4 cups (540 g) cauliflower florets
1 large egg
1/2 onion, grated
1 cup (30 g) shredded Parmesan
1/4 cup (30 g) shredded cheddar
1/4 cup (30 g) blanched almond flour (see note)
Sea salt and freshly ground black pepper
Avocado oil cooking spray
Ketchup, for serving (optional)
Heat the oven to 400 degrees. Line a rimmed baking sheet with parchment paper.
Bring an inch of water to a boil in a medium saucepan. Place the cauliflower in a steamer basket set over the boiling water. Cover and steam the florets for 5 minutes, until they’re easily pierced with a fork.
Working in batches, place the steamed florets in the food processor and process for 10 seconds until they are completely chopped into a meal.

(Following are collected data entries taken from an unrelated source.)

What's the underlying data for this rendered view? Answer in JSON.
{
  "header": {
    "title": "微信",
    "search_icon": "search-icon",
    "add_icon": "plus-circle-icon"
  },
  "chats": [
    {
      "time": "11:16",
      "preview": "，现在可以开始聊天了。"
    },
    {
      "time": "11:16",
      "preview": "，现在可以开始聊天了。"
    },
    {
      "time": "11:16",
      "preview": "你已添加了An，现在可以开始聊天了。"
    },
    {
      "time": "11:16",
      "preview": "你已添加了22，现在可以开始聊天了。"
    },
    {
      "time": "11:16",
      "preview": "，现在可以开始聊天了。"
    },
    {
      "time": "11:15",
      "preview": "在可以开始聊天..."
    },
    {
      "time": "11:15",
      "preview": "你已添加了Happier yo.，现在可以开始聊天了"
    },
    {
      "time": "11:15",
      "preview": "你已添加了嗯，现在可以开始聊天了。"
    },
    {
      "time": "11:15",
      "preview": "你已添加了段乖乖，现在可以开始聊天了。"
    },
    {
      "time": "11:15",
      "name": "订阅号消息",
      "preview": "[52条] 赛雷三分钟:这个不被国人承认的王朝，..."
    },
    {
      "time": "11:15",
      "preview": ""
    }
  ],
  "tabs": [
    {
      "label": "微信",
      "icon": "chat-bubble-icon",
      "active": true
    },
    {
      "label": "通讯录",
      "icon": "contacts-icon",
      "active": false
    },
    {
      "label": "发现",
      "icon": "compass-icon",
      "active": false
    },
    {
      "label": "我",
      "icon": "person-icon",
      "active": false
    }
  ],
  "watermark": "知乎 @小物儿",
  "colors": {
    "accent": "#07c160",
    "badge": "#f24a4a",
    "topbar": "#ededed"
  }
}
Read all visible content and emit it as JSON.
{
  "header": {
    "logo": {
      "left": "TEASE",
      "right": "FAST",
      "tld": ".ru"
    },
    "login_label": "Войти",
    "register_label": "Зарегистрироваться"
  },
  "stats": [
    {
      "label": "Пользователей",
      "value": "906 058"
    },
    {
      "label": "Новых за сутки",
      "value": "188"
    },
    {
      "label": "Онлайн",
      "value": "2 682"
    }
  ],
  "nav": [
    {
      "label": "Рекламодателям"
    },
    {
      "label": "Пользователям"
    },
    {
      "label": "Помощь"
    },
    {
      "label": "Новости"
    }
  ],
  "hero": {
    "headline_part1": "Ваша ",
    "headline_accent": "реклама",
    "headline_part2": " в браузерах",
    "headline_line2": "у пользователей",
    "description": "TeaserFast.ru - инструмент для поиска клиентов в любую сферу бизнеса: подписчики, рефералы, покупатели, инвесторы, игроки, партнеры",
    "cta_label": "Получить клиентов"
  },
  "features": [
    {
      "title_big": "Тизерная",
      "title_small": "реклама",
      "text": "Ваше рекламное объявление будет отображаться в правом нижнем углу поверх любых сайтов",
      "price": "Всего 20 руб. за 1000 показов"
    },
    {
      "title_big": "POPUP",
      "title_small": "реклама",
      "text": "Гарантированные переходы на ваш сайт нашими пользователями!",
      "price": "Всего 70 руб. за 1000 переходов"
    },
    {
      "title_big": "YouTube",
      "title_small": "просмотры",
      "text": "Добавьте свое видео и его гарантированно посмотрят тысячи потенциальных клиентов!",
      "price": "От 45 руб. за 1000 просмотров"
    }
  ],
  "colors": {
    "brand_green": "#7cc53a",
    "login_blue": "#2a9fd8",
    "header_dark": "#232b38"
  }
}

Transfer each batch of meal to a clean, thin dish towel or piece of cheesecloth. Continue to process the remaining florets. Once all the cauliflower meal is cool enough to handle, gather the corners of the towel and, working over the sink, squeeze out as much liquid as you can. Transfer the squeezed meal to a large bowl.
Add the egg, grated onion, Parmesan and cheddar cheeses, almond flour, and salt and pepper to taste to the bowl with the cauliflower. Use a rubber spatula to mix everything together. Allow the mixture to rest for 5 minutes so it can come together.
Spray the prepared baking sheet generously with cooking spray. Use your hands to form 34 small “tater” tots, about 1 inch long by 1/2-inch wide, placing them on the baking sheet about 1 inch apart. All the tots should fit on one pan, though you can work in batches if needed. Spray the tots generously with cooking spray.
Bake for about 20 minutes, until golden brown. Flip the tots and continue to cook for another 10 minutes, until they are browned all over.
While the tots are hot, sprinkle with additional salt and serve with ketchup, if desired.